Levante vor dem aufstieg: castro warnt vor selbstgefälligkeit!

Valencia bebt! Der Levante steht kurz vor dem Klassenerhalt in der spanischen Liga, ein Szenario, das vor Saisonbeginn wohl kaum jemand für möglich gehalten hätte. Doch die Mannschaft von Luís Castro hat sich überraschend stark präsentiert und nun die Chance, die Rettung selbst in die Hand zu nehmen – ein letztes Spiel gegen den formstarken Real Betis steht noch an.

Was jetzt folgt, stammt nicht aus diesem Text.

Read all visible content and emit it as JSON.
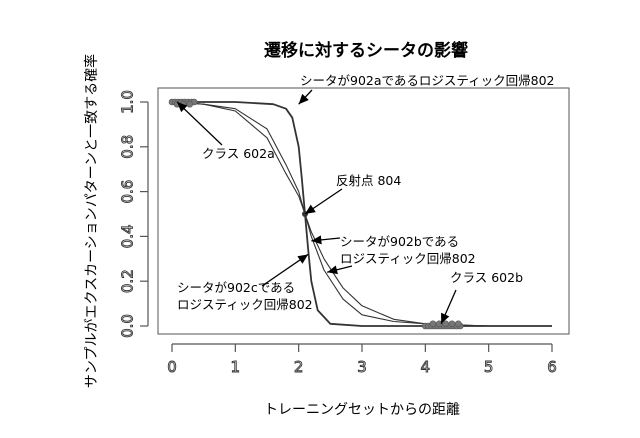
{
  "chart_data": {
    "type": "line",
    "title": "遷移に対するシータの影響",
    "xlabel": "トレーニングセットからの距離",
    "ylabel": "サンプルがエクスカーションパターンと一致する確率",
    "xlim": [
      0,
      6
    ],
    "ylim": [
      0,
      1
    ],
    "xticks": [
      "0",
      "1",
      "2",
      "3",
      "4",
      "5",
      "6"
    ],
    "yticks": [
      "0.0",
      "0.2",
      "0.4",
      "0.6",
      "0.8",
      "1.0"
    ],
    "grid": false,
    "series": [
      {
        "name": "シータが902aであるロジスティック回帰802",
        "x": [
          0,
          1.0,
          1.6,
          1.8,
          1.9,
          2.0,
          2.05,
          2.1,
          2.15,
          2.2,
          2.3,
          2.5,
          3.0,
          4.0,
          6.0
        ],
        "y": [
          1.0,
          1.0,
          0.99,
          0.97,
          0.93,
          0.8,
          0.66,
          0.5,
          0.34,
          0.2,
          0.07,
          0.01,
          0.0,
          0.0,
          0.0
        ]
      },
      {
        "name": "シータが902bであるロジスティック回帰802",
        "x": [
          0,
          0.5,
          1.0,
          1.5,
          1.8,
          2.0,
          2.1,
          2.2,
          2.4,
          2.7,
          3.0,
          3.5,
          4.0,
          5.0,
          6.0
        ],
        "y": [
          1.0,
          0.99,
          0.97,
          0.88,
          0.72,
          0.6,
          0.5,
          0.4,
          0.25,
          0.12,
          0.05,
          0.02,
          0.01,
          0.0,
          0.0
        ]
      },
      {
        "name": "シータが902cであるロジスティック回帰802",
        "x": [
          0,
          0.5,
          1.0,
          1.5,
          1.8,
          2.0,
          2.1,
          2.2,
          2.4,
          2.7,
          3.0,
          3.5,
          4.0,
          5.0,
          6.0
        ],
        "y": [
          1.0,
          0.99,
          0.96,
          0.84,
          0.68,
          0.58,
          0.5,
          0.42,
          0.3,
          0.17,
          0.09,
          0.03,
          0.01,
          0.0,
          0.0
        ]
      }
    ],
    "clusters": [
      {
        "name": "クラス 602a",
        "x": [
          0.0,
          0.05,
          0.1,
          0.15,
          0.2,
          0.25,
          0.3,
          0.35,
          0.08,
          0.18,
          0.28
        ],
        "y": [
          1.0,
          1.0,
          1.0,
          1.0,
          1.0,
          1.0,
          1.0,
          1.0,
          0.99,
          0.99,
          0.99
        ]
      },
      {
        "name": "クラス 602b",
        "x": [
          4.0,
          4.05,
          4.1,
          4.15,
          4.2,
          4.25,
          4.3,
          4.35,
          4.4,
          4.45,
          4.5,
          4.55,
          4.12,
          4.22,
          4.32,
          4.42,
          4.52
        ],
        "y": [
          0.0,
          0.0,
          0.0,
          0.0,
          0.0,
          0.0,
          0.0,
          0.0,
          0.0,
          0.0,
          0.0,
          0.0,
          0.01,
          0.01,
          0.01,
          0.01,
          0.01
        ]
      }
    ],
    "inflection_point": {
      "label": "反射点 804",
      "x": 2.1,
      "y": 0.5
    },
    "annotations": [
      {
        "key": "a",
        "text": "シータが902aであるロジスティック回帰802"
      },
      {
        "key": "class_a",
        "text": "クラス 602a"
      },
      {
        "key": "inflection",
        "text": "反射点  804"
      },
      {
        "key": "b_line1",
        "text": "シータが902bである"
      },
      {
        "key": "b_line2",
        "text": "ロジスティック回帰802"
      },
      {
        "key": "class_b",
        "text": "クラス 602b"
      },
      {
        "key": "c_line1",
        "text": "シータが902cである"
      },
      {
        "key": "c_line2",
        "text": "ロジスティック回帰802"
      }
    ]
  }
}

Castro: konzentration ist trumpf

Castro: konzentration ist trumpf

Der portugiesische Trainer betonte im Vorfeld des entscheidenden Duells, dass seine Mannschaft voll fokussiert sei. „Wir schauen nicht auf Kombinationsmöglichkeiten, sondern konzentrieren uns auf unsere eigene Leistung“, erklärte Castro. Die Spieler wüssten, dass sie ihre Aufgabe erfüllen müssten, um den erhofften Verbleib in der Liga zu sichern. Ein psychologischer Faktor, den Castro besonders hervorhebt: „Wenn man auf die Ergebnisse anderer angewiesen ist, kann man leicht den Überblick verlieren.“

Personell sieht es vor dem Auswärtsspiel in Sevilla nicht ganz rosig aus. Víctor García fällt verletzungsbedingt aus, während Jeremy Toljan fraglich ist. „Víctor wird nicht dabei sein. Toljan ist möglich, aber wir müssen abwarten“, so Castro.

Die Stärke des Teams liegt in der Mentalität. Castro lobte die Einstellung seiner Spieler und betonte, dass er als Trainer privilegiert sei, seine Leidenschaft zum Beruf gemacht zu haben. „Ich bin ein Glückspilz, weil ich bezahlt werde, um das zu tun, was ich am liebsten mag“, sagte er. Die Unterstützung der Fans brauche er nicht erst zu erwähnen, und die Spieler würden „ihr Leben“ für den Verein geben.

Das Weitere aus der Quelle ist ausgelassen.